A review by ncrabb
Adam and Evil by Gillian Roberts

3.0

What do you do when you teach at one of Philadelphia’s hard-case schools, the administration doesn’t exactly appreciate you, and you have a student who is clearly off his rails? That’s the backdrop for this book, the ninth in the Amanda Pepper series. It won’t be a disappointment.

Amanda loves her students while simultaneously finding many of them frustrating for their hormonal quirks and teenage apathy. She continues to teach because there are those rare gem moments when she actually gets through to someone, and they catch a spark based on something she taught.

Adam Evans is no such student. Something is truly wrong with him. He exhibits all of the signs of a kid who is about to completely unravel. He hasn’t showered in days; he is in class but entirely absent, laughing inappropriately at inappropriate times and engaging in disruptive off-putting behavior.

So concerned for him is Amanda that she organizes a parent conference—a big mistake, since the parents don’t appreciate her observations. She is to blame, not the boy, and they make sure to file a rather nasty complaint with the cowardly principal as a result of the meeting.

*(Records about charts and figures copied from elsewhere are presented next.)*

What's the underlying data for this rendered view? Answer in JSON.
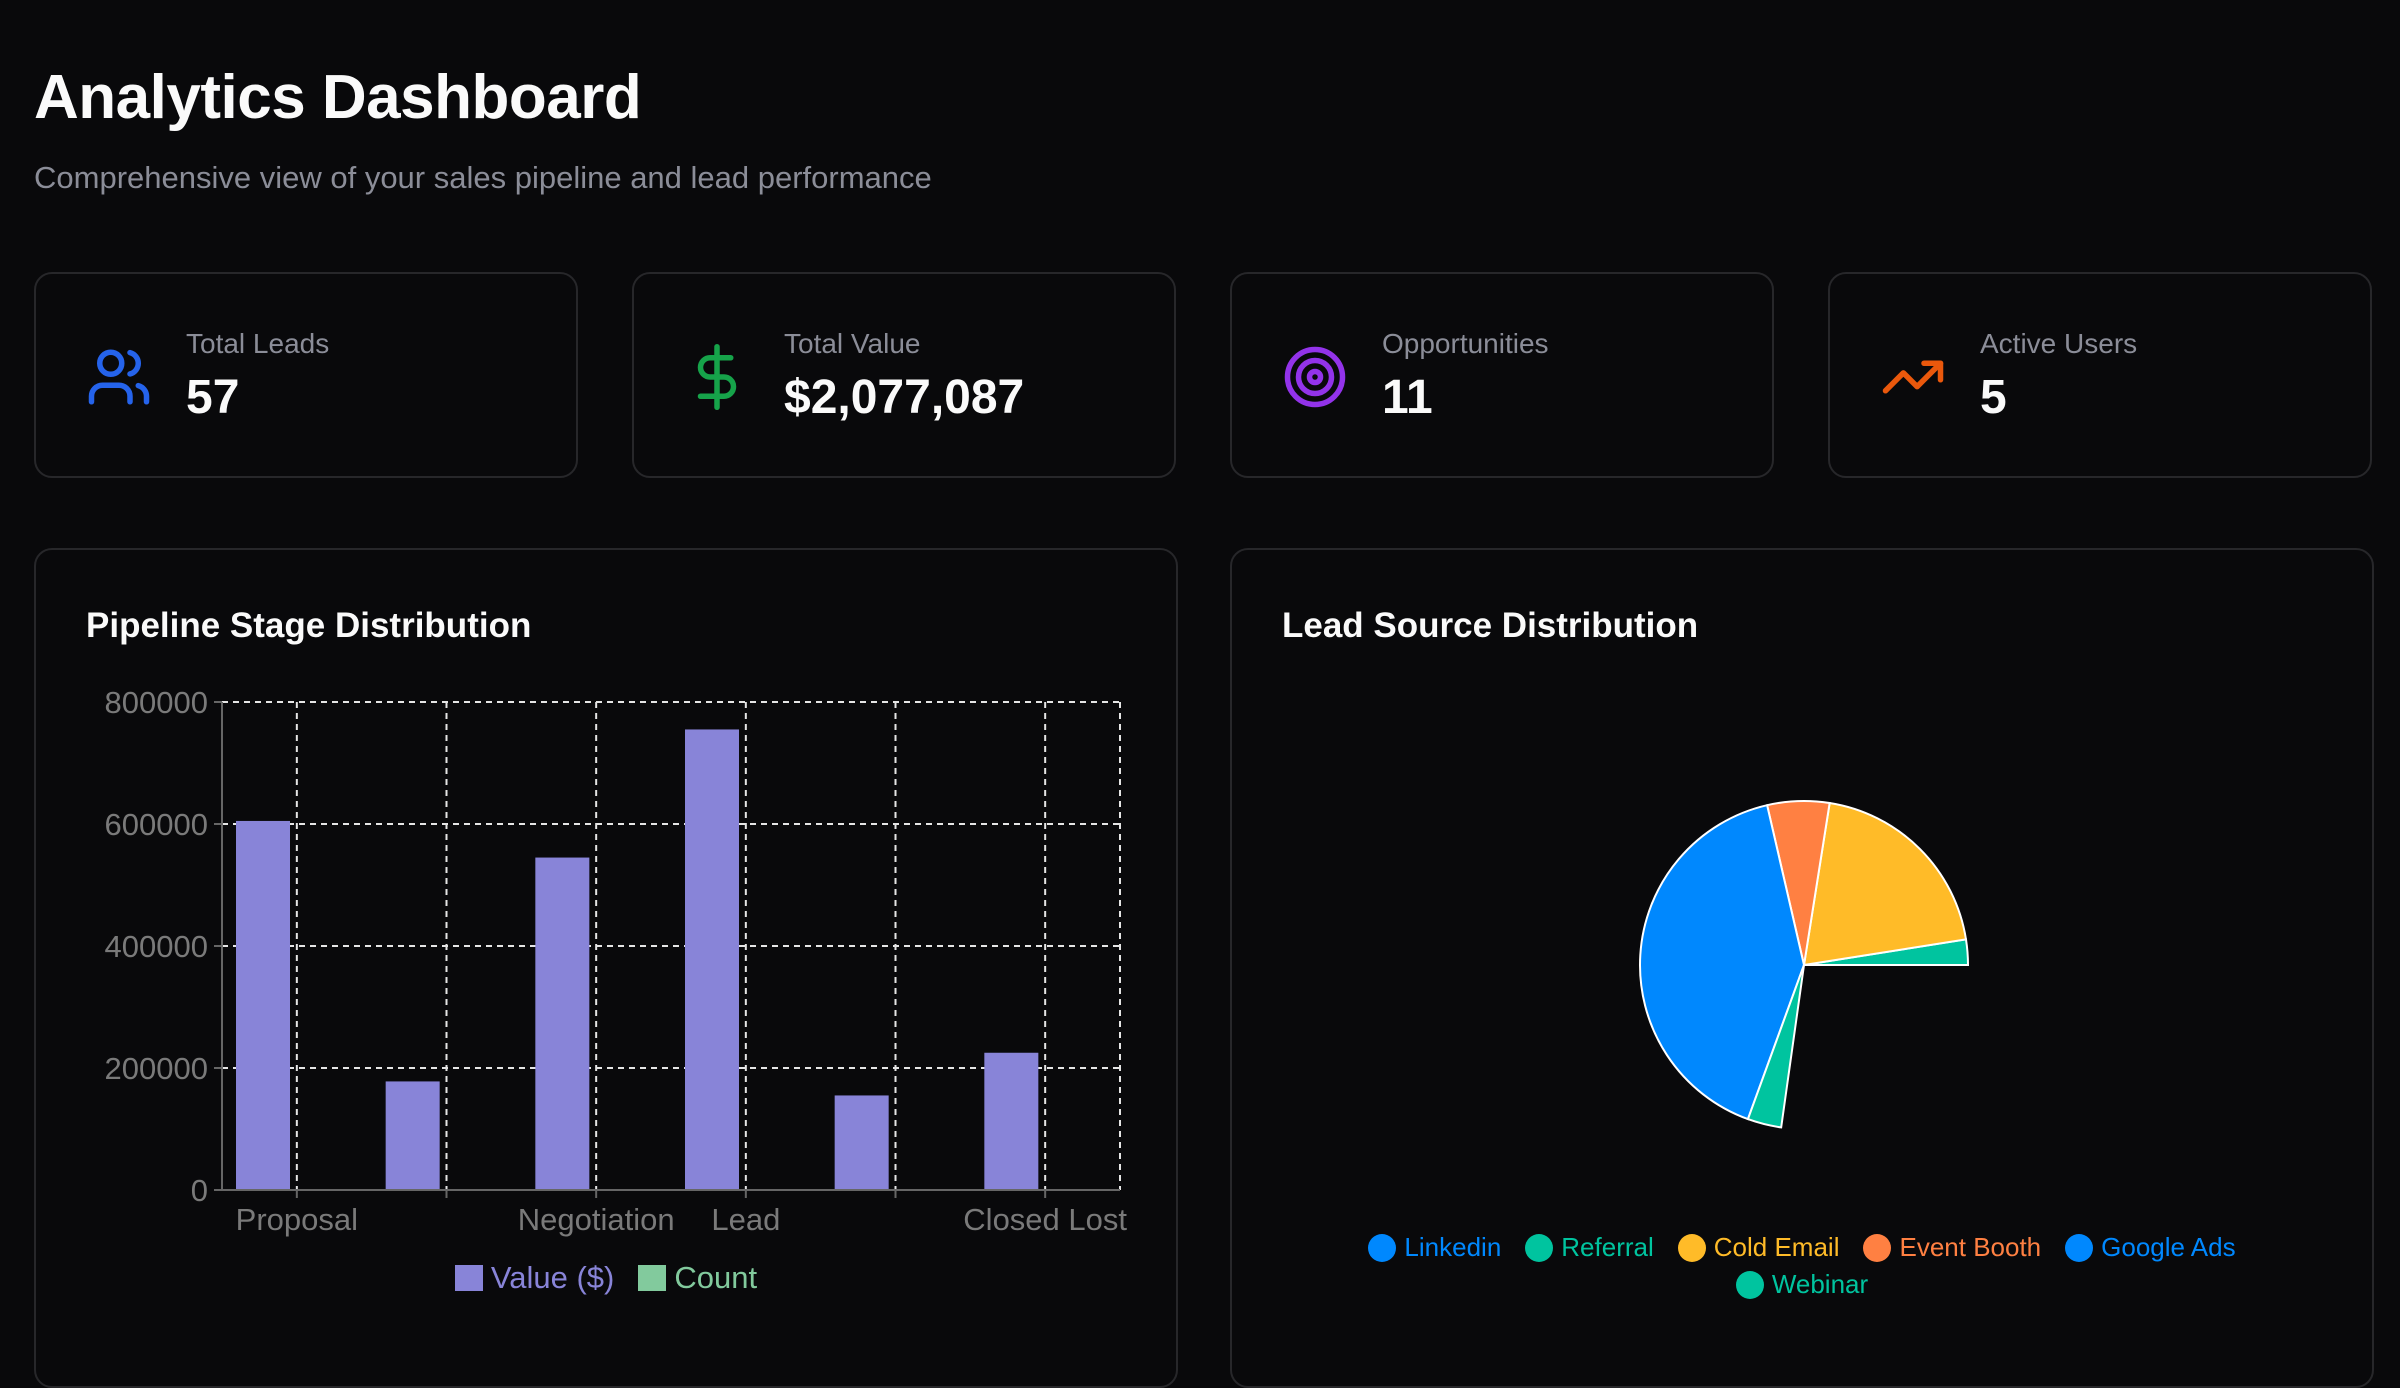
{
  "header": {
    "title": "Analytics Dashboard",
    "subtitle": "Comprehensive view of your sales pipeline and lead performance"
  },
  "stats": [
    {
      "label": "Total Leads",
      "value": "57",
      "icon": "users-icon",
      "color": "#2563eb"
    },
    {
      "label": "Total Value",
      "value": "$2,077,087",
      "icon": "dollar-icon",
      "color": "#16a34a"
    },
    {
      "label": "Opportunities",
      "value": "11",
      "icon": "target-icon",
      "color": "#9333ea"
    },
    {
      "label": "Active Users",
      "value": "5",
      "icon": "trending-up-icon",
      "color": "#ea580c"
    }
  ],
  "chart_data": [
    {
      "type": "bar",
      "title": "Pipeline Stage Distribution",
      "categories": [
        "Proposal",
        "",
        "Negotiation",
        "Lead",
        "",
        "Closed Lost"
      ],
      "series": [
        {
          "name": "Value ($)",
          "color": "#8884d8",
          "values": [
            605000,
            178000,
            545000,
            755000,
            155000,
            225000
          ]
        },
        {
          "name": "Count",
          "color": "#82ca9d",
          "values": [
            0,
            0,
            0,
            0,
            0,
            0
          ]
        }
      ],
      "ylim": [
        0,
        800000
      ],
      "yticks": [
        "0",
        "200000",
        "400000",
        "600000",
        "800000"
      ],
      "grid": true,
      "legend": "bottom"
    },
    {
      "type": "pie",
      "title": "Lead Source Distribution",
      "labels": [
        "Linkedin",
        "Referral",
        "Cold Email",
        "Event Booth",
        "Google Ads",
        "Webinar"
      ],
      "colors": [
        "#0088fe",
        "#00c49f",
        "#ffbb28",
        "#ff8042",
        "#0088fe",
        "#00c49f"
      ],
      "values": [
        0,
        9,
        72,
        22,
        147,
        12
      ],
      "legend": "bottom"
    }
  ]
}
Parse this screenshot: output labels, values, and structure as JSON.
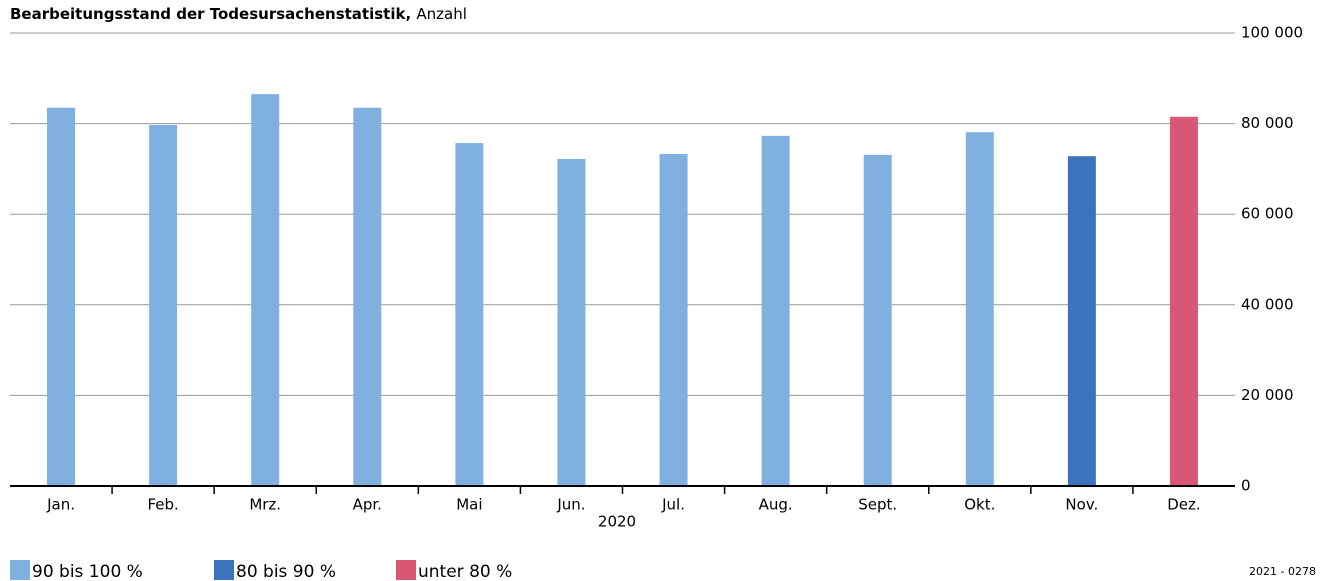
{
  "chart_data": {
    "type": "bar",
    "title": "Bearbeitungsstand der Todesursachenstatistik,",
    "subtitle": "Anzahl",
    "x_label": "2020",
    "source": "2021 - 0278",
    "categories": [
      "Jan.",
      "Feb.",
      "Mrz.",
      "Apr.",
      "Mai",
      "Jun.",
      "Jul.",
      "Aug.",
      "Sept.",
      "Okt.",
      "Nov.",
      "Dez."
    ],
    "series": [
      {
        "name": "90 bis 100 %",
        "color": "#7fb0df",
        "values": [
          83500,
          79700,
          86500,
          83500,
          75700,
          72200,
          73300,
          77300,
          73100,
          78100,
          null,
          null
        ]
      },
      {
        "name": "80 bis 90 %",
        "color": "#3b74bd",
        "values": [
          null,
          null,
          null,
          null,
          null,
          null,
          null,
          null,
          null,
          null,
          72800,
          null
        ]
      },
      {
        "name": "unter 80 %",
        "color": "#d95775",
        "values": [
          null,
          null,
          null,
          null,
          null,
          null,
          null,
          null,
          null,
          null,
          null,
          81500
        ]
      }
    ],
    "ylim": [
      0,
      100000
    ],
    "yticks": [
      0,
      {
        "value": 20000,
        "label": "20 000"
      },
      {
        "value": 40000,
        "label": "40 000"
      },
      {
        "value": 60000,
        "label": "60 000"
      },
      {
        "value": 80000,
        "label": "80 000"
      },
      {
        "value": 100000,
        "label": "100 000"
      }
    ],
    "grid": true
  }
}
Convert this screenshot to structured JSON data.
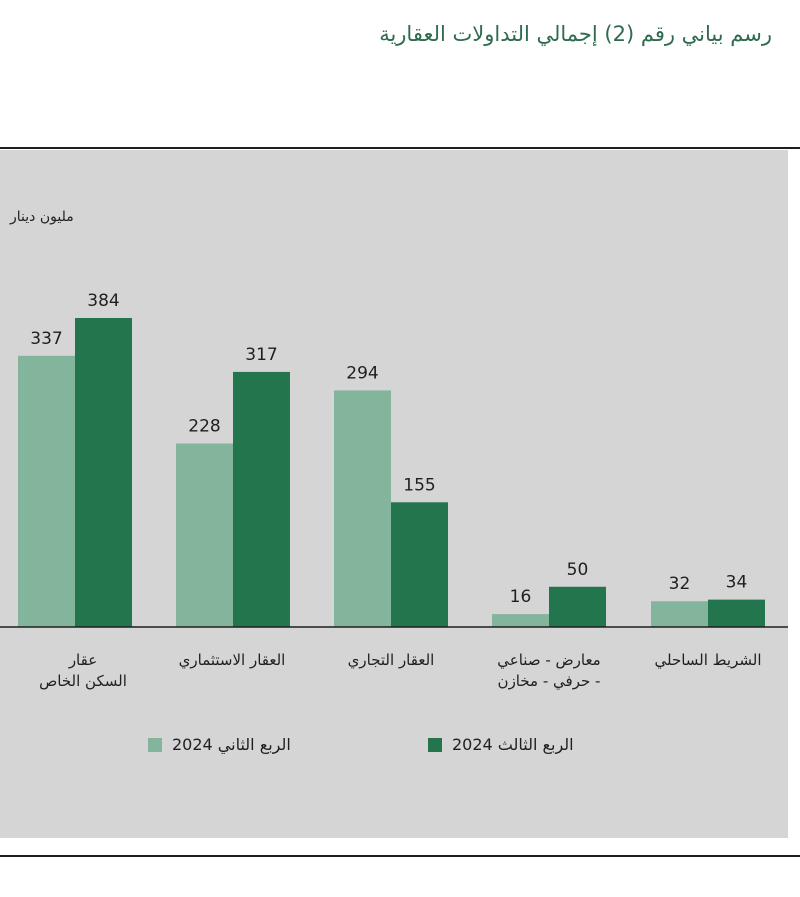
{
  "title": "رسم بياني رقم (2) إجمالي التداولات العقارية",
  "colors": {
    "q2": "#83b59c",
    "q3": "#23754d",
    "panel": "#d5d5d5"
  },
  "chart_data": {
    "type": "bar",
    "title": "رسم بياني رقم (2) إجمالي التداولات العقارية",
    "ylabel": "مليون دينار",
    "categories": [
      "عقار السكن الخاص",
      "العقار الاستثماري",
      "العقار التجاري",
      "معارض - صناعي - حرفي - مخازن",
      "الشريط الساحلي"
    ],
    "series": [
      {
        "name": "الربع الثاني 2024",
        "values": [
          337,
          228,
          294,
          16,
          32
        ]
      },
      {
        "name": "الربع الثالث 2024",
        "values": [
          384,
          317,
          155,
          50,
          34
        ]
      }
    ],
    "ylim": [
      0,
      400
    ],
    "grid": false,
    "legend": "bottom"
  },
  "x_labels": [
    [
      "عقار",
      "السكن الخاص"
    ],
    [
      "العقار الاستثماري"
    ],
    [
      "العقار التجاري"
    ],
    [
      "معارض - صناعي",
      "- حرفي - مخازن"
    ],
    [
      "الشريط الساحلي"
    ]
  ],
  "legend": {
    "q2": "الربع الثاني 2024",
    "q3": "الربع الثالث 2024"
  }
}
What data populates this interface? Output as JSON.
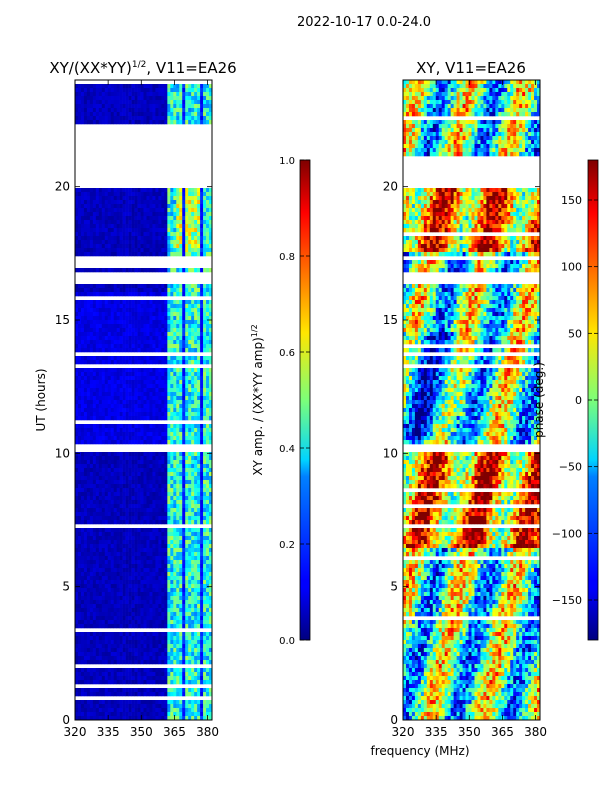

Things continue to degenerate for Adam at school until one day, Pepper and her class visit the city’s storied public library. They tour the place in preparation for a final project. Among their tour guides is a nervous irritable woman who is ultimately strangled while the students are at lunch inside the library. Worse still, Adam has gone missing, and the cops, including Amanda’s sometimes seemingly unconcerned boyfriend, is convinced he strangled the woman. Not so fast, insists Amanda, and she sets out to prove the young man innocent and get him help.

All of this happens at a time when Amanda herself is at a crossroads. She’s not sure she wants the relationship with boyfriend cop C. J. McKenzie to continue, so absent is he all too often even when he’s in the house. She’s burning out on teaching, or so she thinks, and her mother has some kind of bizarre epiphany that enables her to encourage Amanda to walk away from everything and go back to grad school. Worse still, her lovable unconventional best friend, Sasha, is moving to London.

It is against this backdrop of transition and change that Amanda must solve a library killing before the cops arrest her student suspect and stop looking for the real killer. In the process of finding a killer, Amanda nearly loses her life, and even her traditional conventional sister, Beth, is endangered.